Ejercicio social de primer nivel, de esta nada complaciente crónica del maltrato pueden desprenderse jugosas lecturas: en primer lugar, lo bien reflejado que la película presenta la doble personalidad de la figura del padre, atento y formal de puertas para afuera, ogro y dictatorial de puertas para adentro. A pesar de que no penetra lo suficiente en las raíces de este personaje que conforma esa generación contaminada, en las ideas y en las formas, por el franquismo, El bola pone de relieve la máxima de que nunca hay que fiarse de las apariencias. Termina de atestiguar este hecho el rol del progenitor del mejor amigo de Pablo, alguien a quien los prejuicios de la sociedad llevan a catalogar de «gentuza» por su afición a los tatuajes y a su aspecto más informal, que termina convertido no sólo en la constatación por parte del protagonista de que otra realidad familiar es posible, sino en el refugio que necesita; un refugio que sus compañeros de clase o sus propios vecinos -conscientes de las palizas- le han negado sistemáticamente, convirtiéndose en cómplices de tremenda injusticia. La película es clara en este aspecto: quien omite de auxilio es tan monstruoso como el que propina los puñetazos. Claros ejemplos, todos, de la gran miga conceptual de una película armada hasta los dientes de denuncia social, de espejo de la realidad.

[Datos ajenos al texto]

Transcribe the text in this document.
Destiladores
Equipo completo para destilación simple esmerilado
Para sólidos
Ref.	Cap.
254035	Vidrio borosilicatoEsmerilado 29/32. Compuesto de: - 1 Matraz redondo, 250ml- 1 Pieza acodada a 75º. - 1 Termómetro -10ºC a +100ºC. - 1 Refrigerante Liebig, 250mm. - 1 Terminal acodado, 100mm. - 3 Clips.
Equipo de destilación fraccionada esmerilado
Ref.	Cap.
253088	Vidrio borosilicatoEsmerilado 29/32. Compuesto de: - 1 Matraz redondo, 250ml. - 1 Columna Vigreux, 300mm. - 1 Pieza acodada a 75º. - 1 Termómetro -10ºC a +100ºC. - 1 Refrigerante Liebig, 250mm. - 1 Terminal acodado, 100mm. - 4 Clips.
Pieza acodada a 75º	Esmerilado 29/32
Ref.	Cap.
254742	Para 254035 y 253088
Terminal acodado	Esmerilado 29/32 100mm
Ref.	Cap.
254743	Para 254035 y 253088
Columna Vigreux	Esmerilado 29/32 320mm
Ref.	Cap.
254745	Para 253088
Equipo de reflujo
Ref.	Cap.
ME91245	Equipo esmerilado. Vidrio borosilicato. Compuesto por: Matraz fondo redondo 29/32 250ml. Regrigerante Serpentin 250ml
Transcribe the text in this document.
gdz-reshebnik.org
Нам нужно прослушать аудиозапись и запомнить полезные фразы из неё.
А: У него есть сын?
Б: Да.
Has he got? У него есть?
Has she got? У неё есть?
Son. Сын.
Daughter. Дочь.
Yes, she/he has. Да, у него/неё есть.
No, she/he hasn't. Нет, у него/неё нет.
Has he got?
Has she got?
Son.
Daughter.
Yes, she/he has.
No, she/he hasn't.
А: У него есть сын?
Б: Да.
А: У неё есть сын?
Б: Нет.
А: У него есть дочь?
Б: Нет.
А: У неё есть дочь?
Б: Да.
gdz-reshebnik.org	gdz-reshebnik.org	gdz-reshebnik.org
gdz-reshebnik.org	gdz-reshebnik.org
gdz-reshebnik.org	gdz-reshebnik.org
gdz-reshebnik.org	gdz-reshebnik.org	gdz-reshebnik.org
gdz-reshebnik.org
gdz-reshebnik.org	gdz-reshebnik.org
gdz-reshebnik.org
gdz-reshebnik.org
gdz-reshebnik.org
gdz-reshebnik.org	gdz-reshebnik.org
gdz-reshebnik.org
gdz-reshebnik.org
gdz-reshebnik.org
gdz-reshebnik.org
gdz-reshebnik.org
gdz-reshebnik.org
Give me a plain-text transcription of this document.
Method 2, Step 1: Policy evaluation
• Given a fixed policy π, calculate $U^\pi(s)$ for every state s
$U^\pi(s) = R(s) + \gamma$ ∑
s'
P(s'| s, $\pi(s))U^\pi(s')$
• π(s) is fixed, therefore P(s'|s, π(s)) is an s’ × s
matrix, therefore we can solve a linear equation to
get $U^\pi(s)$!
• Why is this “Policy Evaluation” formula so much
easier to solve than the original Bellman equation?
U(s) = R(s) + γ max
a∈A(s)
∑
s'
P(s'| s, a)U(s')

Haciendo gala de un geométrico diseño de sus personajes, una correcta realización y ciertas fugas al terror, El Bola involucra hasta tal punto al espectador en la historia que le provoca toda la rabia e indignación posibles. Cómo olvidar escenas tan conseguidas como la de la paliza de pasado el ecuador de la película o aquellas en las que Pablo miente a su mejor amigo cuando éste le pregunta cómo se ha hecho los moratones de su cuerpo con el único fin de que no descubra el infierno que vive en casa. Sin embargo, por las rendijas de El Bola se cuela la esperanza al ofrecer un emocionante retrato de la amistad, enseñándonos que los amigos están en lo bueno -la secuencia, ya antológica, en el parque de atracciones- y en lo malo, personificación de ese balón de oxígeno imprescindible para escapar de la realidad. Personalmente, considero que la película debería ser de visionado obligatorio en los colegios, para así ayudar a concienciar a la población desde bien pequeños de una lacra que, en cierta medida, sigue siendo un tema tabú.
En definitiva, El Bola supuso el estimulante debut en la dirección de un Achero Mañas, quien más tarde volvería a dar muestras de su talento en las igualmente recomendables Noviembre (2003) y Todo lo que tú quieras (2010). Ganadora del Mejor Guión en el Festival de Sundance y de 4 Goyas -Mejor Película y Guión Original incluidos-, El Bola es una subyugante y comprometido documento cinematográfico que demostró que se puede abordar un tema delicado de forma franca, sin maniqueísmos y altas dosis de sensibilidad. Una subyugante película para quien tenga, simple y llanamente, corazón.